Ankle Kinematics Described By Means Of Stereophotogrammetry And Mathematical Modelling

The ankle is a complex structure allowing foot mobility while providing stability. In an attempt to improve the knowledge of the kinematics of the ankle, an approach incorporating both experimental and analytical techniques was developed. Stereophotogrammetry combined with the Direct Linear Transformation (DLT) technique, was used to quantify the spatial displacements of the foot. Four motorized cameras were fixed on a baseboard 0.62 m from a support frame so as to obtain two stereopairs, one medial and one lateral. For a pair, the cameras were 0.52 m apart and maintained a convergent angle of 21.5°. The support frame was designed to fix the tibia while allowing foot motion.
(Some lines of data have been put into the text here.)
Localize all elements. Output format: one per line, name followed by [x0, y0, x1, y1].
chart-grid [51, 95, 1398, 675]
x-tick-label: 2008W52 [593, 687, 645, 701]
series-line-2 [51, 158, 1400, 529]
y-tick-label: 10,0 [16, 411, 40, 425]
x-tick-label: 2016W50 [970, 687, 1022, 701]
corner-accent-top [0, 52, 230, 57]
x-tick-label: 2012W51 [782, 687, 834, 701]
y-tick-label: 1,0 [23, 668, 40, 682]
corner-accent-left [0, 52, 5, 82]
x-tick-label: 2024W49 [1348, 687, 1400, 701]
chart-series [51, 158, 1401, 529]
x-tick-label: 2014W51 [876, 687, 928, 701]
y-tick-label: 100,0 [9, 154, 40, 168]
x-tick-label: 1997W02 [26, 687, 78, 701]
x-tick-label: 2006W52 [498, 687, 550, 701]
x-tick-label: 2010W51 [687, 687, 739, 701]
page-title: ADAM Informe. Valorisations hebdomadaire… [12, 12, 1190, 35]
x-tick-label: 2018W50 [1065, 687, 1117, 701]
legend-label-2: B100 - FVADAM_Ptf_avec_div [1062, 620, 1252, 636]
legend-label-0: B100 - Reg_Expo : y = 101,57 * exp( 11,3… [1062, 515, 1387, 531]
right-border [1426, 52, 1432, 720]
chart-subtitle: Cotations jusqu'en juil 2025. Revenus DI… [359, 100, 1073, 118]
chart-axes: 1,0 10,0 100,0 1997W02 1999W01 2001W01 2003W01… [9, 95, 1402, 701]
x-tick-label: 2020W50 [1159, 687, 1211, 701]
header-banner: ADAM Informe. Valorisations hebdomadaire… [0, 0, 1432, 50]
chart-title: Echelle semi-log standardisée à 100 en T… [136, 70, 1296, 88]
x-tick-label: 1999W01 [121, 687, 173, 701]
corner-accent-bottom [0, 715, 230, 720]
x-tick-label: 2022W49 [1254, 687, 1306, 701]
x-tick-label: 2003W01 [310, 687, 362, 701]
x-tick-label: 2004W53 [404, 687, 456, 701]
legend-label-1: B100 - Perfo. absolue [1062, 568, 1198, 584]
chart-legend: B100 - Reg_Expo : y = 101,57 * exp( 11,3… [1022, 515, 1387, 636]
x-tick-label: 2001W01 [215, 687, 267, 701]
A device comprised of 76 markers, 38 of which were visible to each pair of cameras was used for the calibration. The spatial position of each marker was measured to a precision of 0.05 mm whereas their computed spatial position using the DLT technique was accurate to 0.4 mm. For the experiment, two embalmed cadaver legs and feet, amputated at midshank and of normal appearance were used. After a partial dissection, three pin markers were embedded into each of the medial and lateral sides of the talus permitting the calculation of its center of rotation. Each foot was photographed in 5 positions at 10° intervals, ranging from 30A‚° of plantarflexion to 10° of dorsiflexion. An analytical model was developed to spatially describe the rotation of the foot about the ankle. The model calculates the plane of motion and the orientation of the axis of rotation relative to the sagittal, frontal and transverse planes. These were found respectively to be for foot one: 100°, 86°, 15° and for foot two: 91°, 69°, 21°.